It appears that Afghanistan is going through a downward slope as the war on terror is passing its tenth year. The confusion within the government, loss of public trust in the government and the terrible security situation are the signs of things that move in the wrong direction. There is a high level of uncertainty about the ability of the government to begin to put things in the right track. After the two embarrassing incidents of attack on Ministry of Defense and the scandalous prison break in the southern province of Kandahar, six foreign soldiers were killed in a shooting by a gunman in Afghan military uniform.

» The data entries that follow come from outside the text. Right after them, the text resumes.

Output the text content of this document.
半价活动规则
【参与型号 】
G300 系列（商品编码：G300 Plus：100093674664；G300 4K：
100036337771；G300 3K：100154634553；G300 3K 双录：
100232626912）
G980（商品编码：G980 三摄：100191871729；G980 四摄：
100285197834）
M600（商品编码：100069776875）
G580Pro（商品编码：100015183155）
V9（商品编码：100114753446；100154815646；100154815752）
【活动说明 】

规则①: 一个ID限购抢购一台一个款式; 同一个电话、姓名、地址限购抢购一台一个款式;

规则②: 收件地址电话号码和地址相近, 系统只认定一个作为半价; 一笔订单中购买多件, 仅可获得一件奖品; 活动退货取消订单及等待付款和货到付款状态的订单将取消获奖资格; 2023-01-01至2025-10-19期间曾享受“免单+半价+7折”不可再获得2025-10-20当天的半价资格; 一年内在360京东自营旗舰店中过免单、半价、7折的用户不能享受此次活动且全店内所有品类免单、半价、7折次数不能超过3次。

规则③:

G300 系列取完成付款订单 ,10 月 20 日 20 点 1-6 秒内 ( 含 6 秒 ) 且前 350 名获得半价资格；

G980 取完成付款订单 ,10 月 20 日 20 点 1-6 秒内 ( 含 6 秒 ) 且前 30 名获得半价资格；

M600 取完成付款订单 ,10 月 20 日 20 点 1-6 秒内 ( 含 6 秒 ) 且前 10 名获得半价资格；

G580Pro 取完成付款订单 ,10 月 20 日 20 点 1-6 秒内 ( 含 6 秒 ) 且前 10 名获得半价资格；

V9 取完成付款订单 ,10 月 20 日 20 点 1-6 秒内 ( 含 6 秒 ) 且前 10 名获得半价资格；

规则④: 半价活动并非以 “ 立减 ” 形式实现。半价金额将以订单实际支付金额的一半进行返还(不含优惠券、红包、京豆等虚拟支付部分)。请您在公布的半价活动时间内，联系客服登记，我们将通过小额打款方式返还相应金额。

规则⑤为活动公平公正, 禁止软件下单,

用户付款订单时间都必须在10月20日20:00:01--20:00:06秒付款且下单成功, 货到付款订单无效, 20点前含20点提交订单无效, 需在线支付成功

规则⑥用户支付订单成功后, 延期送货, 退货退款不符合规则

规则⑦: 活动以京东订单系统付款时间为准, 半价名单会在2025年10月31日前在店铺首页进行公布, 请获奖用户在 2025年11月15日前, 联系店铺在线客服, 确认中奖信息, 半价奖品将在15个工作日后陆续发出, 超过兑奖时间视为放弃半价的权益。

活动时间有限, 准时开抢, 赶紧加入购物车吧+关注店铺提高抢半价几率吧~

The alliance confirmed the incident through a statement saying, "Six International Security Assistance Force (ISAF) service members died following a shooting incident here today." Gen. Zahir Azimi, a spokesman for Ministry of Defense, has also said that the incident triggered by a verbal clash between an Afghan pilot and one of his foreign counterparts. The Taliban spokesman, Zabihullah Mojahed has claimed that the shooter was a suicide attacker linked with the group. These unexpected incidents continue to give rise to concerns among Afghan people and Afghan government and international forces are failing to respond to growing public concerns about the course of their efforts.
On Wednesday, April 27, 2011, the ministry of defense announced cancellation of the military parade during the anniversary of Mujahidin's victory against the Soviet Union. The ministry has said that the parade has been cancelled for security reasons and ward off a possible threat to civilians and prevent traffic jams. The security forces are unable to protect the sensitive institutions and provide security for the national events even in the capital of the country. A recent report of 39 pages by the office of the Special Inspector General for Afghanistan Reconstruction (SIGAR) has said that despite the U.S. spending more than half a billion dollars to build an Afghanistan police force, it is impossible to know how many police are on the job and whether the right people are getting paid.
The report also raises long-term concerns about how the Afghanistan government will maintain its police force as it says, "The government of Afghanistan does not have the financial resources to sustain ANP (Afghanistan National Police) salaries and other related costs at either the current or projected levels." The situation is becoming messy at the time when Afghan national security forces are preparing to begin take over security responsibility in July.